# For what values of k the expression will be a perfect square?

the question is the expression $kx^2 +(k+1)x +2$ will be a perfect square of a linear polynomial for what values of k .

I am unable to understand the concept used in this question for finding the possible values for k.

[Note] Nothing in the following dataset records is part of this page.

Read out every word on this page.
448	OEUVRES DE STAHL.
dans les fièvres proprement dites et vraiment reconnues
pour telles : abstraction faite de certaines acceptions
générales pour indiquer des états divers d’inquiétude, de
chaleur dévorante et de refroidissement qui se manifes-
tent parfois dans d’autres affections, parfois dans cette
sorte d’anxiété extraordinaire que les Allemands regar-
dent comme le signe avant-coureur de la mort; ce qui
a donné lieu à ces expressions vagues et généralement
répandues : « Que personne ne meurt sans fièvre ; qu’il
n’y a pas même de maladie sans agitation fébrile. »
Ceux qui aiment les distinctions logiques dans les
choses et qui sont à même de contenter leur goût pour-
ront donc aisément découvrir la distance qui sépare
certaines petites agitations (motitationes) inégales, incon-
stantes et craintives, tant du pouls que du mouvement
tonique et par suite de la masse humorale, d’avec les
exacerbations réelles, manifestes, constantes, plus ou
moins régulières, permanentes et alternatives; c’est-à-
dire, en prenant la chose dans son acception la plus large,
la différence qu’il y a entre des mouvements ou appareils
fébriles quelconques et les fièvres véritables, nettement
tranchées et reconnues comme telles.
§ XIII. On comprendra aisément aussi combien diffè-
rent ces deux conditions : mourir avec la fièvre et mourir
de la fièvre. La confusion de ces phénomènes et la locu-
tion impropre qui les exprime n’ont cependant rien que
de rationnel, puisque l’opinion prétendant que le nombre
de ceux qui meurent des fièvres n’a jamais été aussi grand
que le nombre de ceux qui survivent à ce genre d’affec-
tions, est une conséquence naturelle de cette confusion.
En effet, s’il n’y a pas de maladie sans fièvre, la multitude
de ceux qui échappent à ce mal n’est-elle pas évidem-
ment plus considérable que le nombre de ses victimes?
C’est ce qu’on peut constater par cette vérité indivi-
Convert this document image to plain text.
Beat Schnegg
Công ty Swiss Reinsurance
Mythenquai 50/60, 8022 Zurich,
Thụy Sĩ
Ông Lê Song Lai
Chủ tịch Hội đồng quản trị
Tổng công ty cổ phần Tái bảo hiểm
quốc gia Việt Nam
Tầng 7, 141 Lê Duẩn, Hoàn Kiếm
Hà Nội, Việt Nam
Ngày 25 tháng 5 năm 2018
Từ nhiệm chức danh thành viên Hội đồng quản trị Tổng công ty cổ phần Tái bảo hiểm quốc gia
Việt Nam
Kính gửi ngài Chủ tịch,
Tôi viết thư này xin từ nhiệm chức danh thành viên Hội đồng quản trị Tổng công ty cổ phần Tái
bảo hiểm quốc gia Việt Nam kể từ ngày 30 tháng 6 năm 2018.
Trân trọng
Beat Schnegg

• $(mx+b)^2=m^2x^2 + 2mbx +b^2$ 2 so $b = \sqrt2$ and $k=m^2$ so $m=\sqrt k$ and $k+1 =2mb=2\sqrt {2k}$ . Solve for $k$. $(k+1)^2 = 8k$ so $k^2 -6k +1 =0$. So $k = 3 \pm \sqrt {32}/2=3\pm 2\sqrt2$. – fleablood Jul 22 '16 at 8:13

$$k\left(x^2+\dfrac{(k+1)x}{2k}+\left(\dfrac{k+1}{2k}\right)^2\right)+2-\dfrac{(k+1)^2}{4k}$$

So, we need $$2-\dfrac{(k+1)^2}{4k}=0\iff k=?$$

• $k=3+\sqrt2$ and $k=3-\sqrt2$, but why did you put that equals to zero? – danny Jul 22 '16 at 5:51
• @danny. First, you complete the square and what is left must be $0$; so $k$. – Claude Leibovici Jul 22 '16 at 5:55
• @ClaudeLeibovici I understood sir. :) – danny Jul 22 '16 at 6:23

A quadratic has $2$ equal roots when its determinant is equal to $0$. So we have

$$(k+1)^2-8k=0$$ $$k^2-6k+1=0$$

at which point you can solve using your preferred method.